President Obama, aiming to pull up his numbers in key swing states, is along with his super PAC releasing a wave of vicious ads that cast Mitt Romney as uncaring and anti-woman.
They come as the president launches a two-day tour through the Colorado battleground. The Romney campaign has pushed back hard on the ads, one of which labels Romney as "extreme" on the issue of women's health and another of which ties him to a woman's death.
Obama plans to highlight the women's health issue at a campaign stop Wednesday in Denver, where he will tout the health care overhaul's impact on women -- and, to drive the point home, be introduced by the Georgetown University student who drew national attention after Rush Limbaugh called her a slut for supporting the so-called contraception mandate.
The push, combined with the raft of hard-hitting ads, comes as polling shows Obama faring well among women but not so well among white working-class voters in general -- voters considered critical in the November election.
A new Quinnipiac University/New York Times/CBS News poll showed Romney leading by double-digits among that constituency in Colorado, Wisconsin and Virginia.
Obama, who held the lead among women in all three states, is trying to build that gender advantage to whatever extent he can. A recent Obama campaign ad released over the weekend included a woman saying she can't remember "anyone as extreme as Mitt Romney."
A new web video released by the campaign showed actress Elizabeth Banks touting Planned Parenthood, and criticizing Romney for his efforts to de-fund it. "He's going to take away cancer screenings? What is he doing?" she asked.

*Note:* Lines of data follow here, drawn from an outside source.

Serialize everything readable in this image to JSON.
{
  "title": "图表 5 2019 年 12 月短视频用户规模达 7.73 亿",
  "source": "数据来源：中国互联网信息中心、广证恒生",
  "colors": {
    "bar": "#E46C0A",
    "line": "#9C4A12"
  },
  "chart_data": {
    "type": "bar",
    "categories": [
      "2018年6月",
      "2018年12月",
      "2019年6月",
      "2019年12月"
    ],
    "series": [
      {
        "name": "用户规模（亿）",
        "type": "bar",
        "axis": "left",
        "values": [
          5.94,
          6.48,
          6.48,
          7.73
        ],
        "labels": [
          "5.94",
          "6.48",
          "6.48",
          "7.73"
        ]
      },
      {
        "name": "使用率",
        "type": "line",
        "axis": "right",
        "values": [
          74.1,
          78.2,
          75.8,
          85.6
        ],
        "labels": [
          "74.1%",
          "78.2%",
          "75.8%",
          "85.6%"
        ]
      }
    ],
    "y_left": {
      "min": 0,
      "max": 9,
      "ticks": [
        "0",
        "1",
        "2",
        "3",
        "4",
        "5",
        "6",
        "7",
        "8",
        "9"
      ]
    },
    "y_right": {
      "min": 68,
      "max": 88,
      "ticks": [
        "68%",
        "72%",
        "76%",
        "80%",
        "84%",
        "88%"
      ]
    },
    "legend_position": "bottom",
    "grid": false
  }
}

The ad coincided with a controversial ad from pro-Obama super PAC Priorities USA that sought to tie Romney to the death of a Kansas City steelworker's wife.

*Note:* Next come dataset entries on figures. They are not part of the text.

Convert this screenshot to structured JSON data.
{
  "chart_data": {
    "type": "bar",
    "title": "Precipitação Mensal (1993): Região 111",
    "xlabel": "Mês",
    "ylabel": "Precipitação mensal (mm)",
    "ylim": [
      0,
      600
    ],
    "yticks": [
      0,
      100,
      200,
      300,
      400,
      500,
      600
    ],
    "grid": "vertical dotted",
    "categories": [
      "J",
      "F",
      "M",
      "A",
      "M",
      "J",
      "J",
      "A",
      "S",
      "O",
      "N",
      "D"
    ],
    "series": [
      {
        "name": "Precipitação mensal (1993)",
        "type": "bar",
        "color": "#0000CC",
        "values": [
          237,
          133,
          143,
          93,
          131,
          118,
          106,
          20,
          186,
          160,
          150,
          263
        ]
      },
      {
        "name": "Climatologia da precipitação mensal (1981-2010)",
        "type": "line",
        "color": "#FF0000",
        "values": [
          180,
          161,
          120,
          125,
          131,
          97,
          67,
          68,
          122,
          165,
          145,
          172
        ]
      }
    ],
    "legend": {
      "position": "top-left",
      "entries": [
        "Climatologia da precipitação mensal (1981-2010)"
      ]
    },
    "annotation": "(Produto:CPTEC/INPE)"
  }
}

The ad focuses on the story of Joe Soptic, a former worker at GST Steel. He was among those affected when the firm declared bankruptcy in 2001, following the takeover by Romney's Bain Capital firm and other companies.
"I don't think Mitt Romney understands what he's done to people's lives by closing the plant," Soptic said in the ad. He recalled how when "Mitt Romney and Bain" closed the plant, his family lost their health care.
"A short time after that, my wife became ill," he said. Soptic said that one day he took her to the hospital, where doctors found she had Stage 4 cancer.
"There was nothing they could do for her. And she passed away in 22 days," he said. "I do not think Mitt Romney realizes what he's done to anyone."
The ad condenses a series of events that took place over several years, and Romney's ties to the situation are not clear.
Before the GST Steel closure, Romney left Bain in 1999 to work on the 2002 Winter Olympics in Utah. There have been ongoing disputes about his involvement with Bain during that period, since he was still listed as CEO in financial documents, but the campaign has maintained he effectively left the company in 1999.
Further, Soptic's wife died in 2006, according to a Kansas City Star article from the time. This would have been several years after the plant closed down, several years after Romney left Bain and as Romney was finishing his term as Massachusetts governor.
Soptic's wife also reportedly had health insurance for a while through her own employer.
Romney spokesman Ryan Williams rejected the premise of the ad in a written statement Tuesday.
"President Obama's allies continue to use discredited and dishonest attacks in a contemptible effort to conceal the administration's deplorable economic record. After 42 months of unemployment above 8 percent, it is clear that the president and his campaign do not have a rationale for reelection," he said.